Voice is loud enough
Fascinating interactive map so I can trace how far I’ve gone on any trip
Touch screen LCD
Programmable memory
Things I do not like about Big Mama:
Irritating inability to locate me in downtown areas. Don’t bother routing out-put it on map function and hope she gets the general neighbourhood.
Sometimes slips into “VIA” mode which is irritating because I’ll be sent to another destination. This is probably my fault though-I have to figure out why she pulls that once in a while.
Sometimes the fuel functionality makes me go “hmmmm”. For instance, we were driving on the 5 and we had let the tank go down to almost empty about 60 miles outside of L.A.* and the fuel function was telling me the nearest gas stations were 15 miles behind me though I clearly remembered there’s that one town right before you climb into the mountains that has gas stations. Yet, it didn’t recognize and tell me about any of those. However, on the way up it seemed to be working properly (correctly told me the nearest gas on the 101 near Salinas).
(*in our defense, we had just been rearended that day in a 4 car collision on the 101 outside of SFO that shut down all the lanes, my boyfriend and I barely escaped shooting through the windshield and I had the only driveable car between the three that were severely damaged, and I was just fucking stressed and pissed. We had to jerry rig the car with tape to get it back down to L.A. since my bf was flying out the next day and in the aftermath of the accident we forgot to fill gas. And before any snarky dopers try to crawl all over me, I’ve been dubbed zero fault since I got rear ended while stopped at like 35 MPH, which is the body shop’s guesstimate as to why my car’s frame is completely totalled).
So yeah. I think the $350 ones are okay. I have used it effectively in L.A., San Fran, San Diego and all along Route 1. I wanted it just for the directions but fuel, lodging and nearby airports all come in handy.
I have a Garmin nüvi. (Not that exact model, but they all look pretty similar and vary on thingls like which maps they are bundled with, different voice capabilities and such.) It has the clearest screen of any that I’ve seen, it’s easy to use, and it’s small - it easily fits in a pocket so you can take it with you when you leave the car.

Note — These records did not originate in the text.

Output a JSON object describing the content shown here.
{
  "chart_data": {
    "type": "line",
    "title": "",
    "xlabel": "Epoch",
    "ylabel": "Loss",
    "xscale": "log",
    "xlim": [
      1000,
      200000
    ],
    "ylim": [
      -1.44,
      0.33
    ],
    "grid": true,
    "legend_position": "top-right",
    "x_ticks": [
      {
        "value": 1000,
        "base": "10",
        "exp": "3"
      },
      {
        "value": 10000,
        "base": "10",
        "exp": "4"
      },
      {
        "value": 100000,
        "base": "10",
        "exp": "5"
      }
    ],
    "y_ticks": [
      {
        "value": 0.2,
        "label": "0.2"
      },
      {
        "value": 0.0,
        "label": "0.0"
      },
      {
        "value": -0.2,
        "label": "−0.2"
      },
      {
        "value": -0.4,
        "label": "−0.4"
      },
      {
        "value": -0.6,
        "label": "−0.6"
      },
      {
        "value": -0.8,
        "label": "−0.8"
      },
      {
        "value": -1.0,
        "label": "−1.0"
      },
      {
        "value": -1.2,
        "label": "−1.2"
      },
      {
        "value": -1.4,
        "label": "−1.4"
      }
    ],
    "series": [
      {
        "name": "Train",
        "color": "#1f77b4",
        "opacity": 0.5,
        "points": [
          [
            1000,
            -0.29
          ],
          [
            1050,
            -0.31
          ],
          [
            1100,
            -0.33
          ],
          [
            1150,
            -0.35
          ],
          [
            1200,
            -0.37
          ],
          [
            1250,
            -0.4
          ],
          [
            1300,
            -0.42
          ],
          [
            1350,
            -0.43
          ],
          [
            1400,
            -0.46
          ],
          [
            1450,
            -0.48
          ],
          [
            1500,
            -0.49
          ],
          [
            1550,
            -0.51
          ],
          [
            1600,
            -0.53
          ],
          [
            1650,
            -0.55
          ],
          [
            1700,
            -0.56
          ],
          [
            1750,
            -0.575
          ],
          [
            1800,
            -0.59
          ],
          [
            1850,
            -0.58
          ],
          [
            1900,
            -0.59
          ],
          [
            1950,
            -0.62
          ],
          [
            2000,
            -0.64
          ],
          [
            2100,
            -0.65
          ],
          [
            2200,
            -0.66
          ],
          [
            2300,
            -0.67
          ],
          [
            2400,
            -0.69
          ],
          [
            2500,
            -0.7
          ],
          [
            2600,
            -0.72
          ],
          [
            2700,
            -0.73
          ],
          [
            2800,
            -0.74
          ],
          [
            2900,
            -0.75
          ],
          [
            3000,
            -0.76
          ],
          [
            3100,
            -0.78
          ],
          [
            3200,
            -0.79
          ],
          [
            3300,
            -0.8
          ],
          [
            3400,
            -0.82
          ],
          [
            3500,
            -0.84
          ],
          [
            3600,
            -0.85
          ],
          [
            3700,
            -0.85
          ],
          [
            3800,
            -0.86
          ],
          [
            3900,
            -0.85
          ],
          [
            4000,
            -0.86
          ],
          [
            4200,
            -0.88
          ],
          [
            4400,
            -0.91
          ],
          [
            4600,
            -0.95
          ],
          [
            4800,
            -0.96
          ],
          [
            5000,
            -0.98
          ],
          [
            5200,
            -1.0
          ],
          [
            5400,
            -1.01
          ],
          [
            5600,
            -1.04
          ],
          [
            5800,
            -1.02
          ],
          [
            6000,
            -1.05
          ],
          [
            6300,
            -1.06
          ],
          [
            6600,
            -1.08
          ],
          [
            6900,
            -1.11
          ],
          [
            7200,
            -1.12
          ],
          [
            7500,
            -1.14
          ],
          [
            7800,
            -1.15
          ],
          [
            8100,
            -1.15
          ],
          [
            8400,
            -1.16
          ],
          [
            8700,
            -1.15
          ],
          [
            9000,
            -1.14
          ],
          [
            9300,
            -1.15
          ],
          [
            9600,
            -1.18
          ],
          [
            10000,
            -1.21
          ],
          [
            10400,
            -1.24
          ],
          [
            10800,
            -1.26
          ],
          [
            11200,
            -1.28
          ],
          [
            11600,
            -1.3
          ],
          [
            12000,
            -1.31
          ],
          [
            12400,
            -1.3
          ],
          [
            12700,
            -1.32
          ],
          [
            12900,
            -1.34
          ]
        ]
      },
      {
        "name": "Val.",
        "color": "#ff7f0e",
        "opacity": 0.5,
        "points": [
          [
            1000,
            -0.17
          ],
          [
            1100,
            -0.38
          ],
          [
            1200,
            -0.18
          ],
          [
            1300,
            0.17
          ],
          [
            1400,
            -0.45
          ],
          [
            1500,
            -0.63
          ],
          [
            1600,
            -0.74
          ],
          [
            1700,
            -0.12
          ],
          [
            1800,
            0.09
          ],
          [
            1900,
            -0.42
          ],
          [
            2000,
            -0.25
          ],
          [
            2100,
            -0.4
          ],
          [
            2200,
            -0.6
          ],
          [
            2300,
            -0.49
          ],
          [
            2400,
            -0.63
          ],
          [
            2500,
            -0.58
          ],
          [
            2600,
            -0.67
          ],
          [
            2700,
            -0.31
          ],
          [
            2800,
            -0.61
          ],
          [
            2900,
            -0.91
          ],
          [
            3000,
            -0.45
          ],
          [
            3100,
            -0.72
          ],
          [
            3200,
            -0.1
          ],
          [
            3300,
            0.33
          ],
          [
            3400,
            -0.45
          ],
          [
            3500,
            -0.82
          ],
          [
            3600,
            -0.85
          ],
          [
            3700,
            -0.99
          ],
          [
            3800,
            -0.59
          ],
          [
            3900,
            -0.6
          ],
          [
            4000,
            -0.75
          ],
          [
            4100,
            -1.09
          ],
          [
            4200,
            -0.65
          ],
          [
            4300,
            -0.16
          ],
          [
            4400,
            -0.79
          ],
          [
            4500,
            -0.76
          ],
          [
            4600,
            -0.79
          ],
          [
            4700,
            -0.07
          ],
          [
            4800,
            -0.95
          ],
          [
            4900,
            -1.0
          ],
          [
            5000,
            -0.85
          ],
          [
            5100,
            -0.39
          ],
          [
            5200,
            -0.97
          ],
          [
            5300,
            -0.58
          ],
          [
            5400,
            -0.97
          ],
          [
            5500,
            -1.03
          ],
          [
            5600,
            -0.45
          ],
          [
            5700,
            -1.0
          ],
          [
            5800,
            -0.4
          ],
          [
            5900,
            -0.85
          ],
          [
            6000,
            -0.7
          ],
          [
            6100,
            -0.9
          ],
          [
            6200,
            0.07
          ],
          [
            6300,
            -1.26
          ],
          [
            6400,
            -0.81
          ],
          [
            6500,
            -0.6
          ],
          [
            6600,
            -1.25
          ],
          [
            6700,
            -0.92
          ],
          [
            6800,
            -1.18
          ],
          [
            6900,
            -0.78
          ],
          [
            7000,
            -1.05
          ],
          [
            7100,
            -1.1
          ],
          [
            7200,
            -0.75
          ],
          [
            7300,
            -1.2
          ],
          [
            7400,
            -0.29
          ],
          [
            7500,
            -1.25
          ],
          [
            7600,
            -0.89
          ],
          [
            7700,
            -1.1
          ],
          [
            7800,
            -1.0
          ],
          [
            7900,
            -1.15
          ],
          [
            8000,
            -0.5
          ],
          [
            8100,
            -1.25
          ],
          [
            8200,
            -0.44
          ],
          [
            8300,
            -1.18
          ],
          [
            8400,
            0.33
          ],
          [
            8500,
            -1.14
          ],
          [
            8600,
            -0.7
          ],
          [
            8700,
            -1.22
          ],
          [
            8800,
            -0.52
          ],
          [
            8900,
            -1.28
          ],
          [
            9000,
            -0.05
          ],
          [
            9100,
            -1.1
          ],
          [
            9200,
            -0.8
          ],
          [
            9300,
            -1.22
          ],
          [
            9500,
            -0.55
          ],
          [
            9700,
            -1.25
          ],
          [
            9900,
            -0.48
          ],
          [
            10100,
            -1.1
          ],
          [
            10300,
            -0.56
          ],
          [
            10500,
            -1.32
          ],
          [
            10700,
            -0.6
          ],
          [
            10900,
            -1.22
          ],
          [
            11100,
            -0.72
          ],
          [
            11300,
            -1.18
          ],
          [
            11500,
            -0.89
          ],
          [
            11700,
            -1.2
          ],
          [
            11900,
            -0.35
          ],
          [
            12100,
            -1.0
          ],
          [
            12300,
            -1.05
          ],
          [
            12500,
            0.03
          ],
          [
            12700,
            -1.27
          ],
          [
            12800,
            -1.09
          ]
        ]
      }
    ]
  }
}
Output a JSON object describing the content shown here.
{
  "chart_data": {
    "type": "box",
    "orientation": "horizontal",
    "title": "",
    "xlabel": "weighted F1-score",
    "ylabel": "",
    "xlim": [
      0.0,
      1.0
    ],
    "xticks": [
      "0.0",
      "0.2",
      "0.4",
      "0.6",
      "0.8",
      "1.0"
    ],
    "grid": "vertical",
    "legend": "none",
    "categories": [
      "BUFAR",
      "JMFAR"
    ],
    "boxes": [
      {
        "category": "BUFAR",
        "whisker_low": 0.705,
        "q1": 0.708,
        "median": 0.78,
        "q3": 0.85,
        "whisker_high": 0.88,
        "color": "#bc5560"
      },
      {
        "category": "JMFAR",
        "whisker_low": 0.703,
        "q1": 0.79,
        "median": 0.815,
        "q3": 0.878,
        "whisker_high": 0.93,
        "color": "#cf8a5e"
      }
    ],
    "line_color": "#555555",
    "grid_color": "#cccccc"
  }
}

The newer (and more expensive) Garmin Streetpilots also have INS (inertial navigation, a.k.a dead reckoning) on top of GPS. Useful for when you lose your GPS fix in urban areas.
As a Garmin stockholder, I’m duty-bound to tell you that Garmin is absolutely the best. Seriously, I read a couple of comparison tests before buying the stock, and they liked the Garmins best.
To those who already have a Garmin, thank you very much. The stock is up 62.89% since I bought it.
I’m too cheap to buy a stand-alone GPS, so I got the Microsoft Streets and Trips software with the USB Pharaos GPS receiver for my existing laptop for $129. It was more than adequate to get me from Dulles to my hotel in Maryland and back. And I bet my laptop’s screen is still bigger than all those stand-alone GPS’s, and it’ll ALSO play MP3’s. (Won’t answer my phone, though, and is only good for finding out cool stuff like movie times if you’re in a wifi area.)
Love my nüvi. Got home from a week in France (alps, at Christmas) and my daughter said “you know, mum and dad haven’t fought all week.”
Now, the si_wife and I only fight when we get lost or otherwise misdirected in traffic (generally in Europe), and it didn’t happen in over 1000 miles of driving.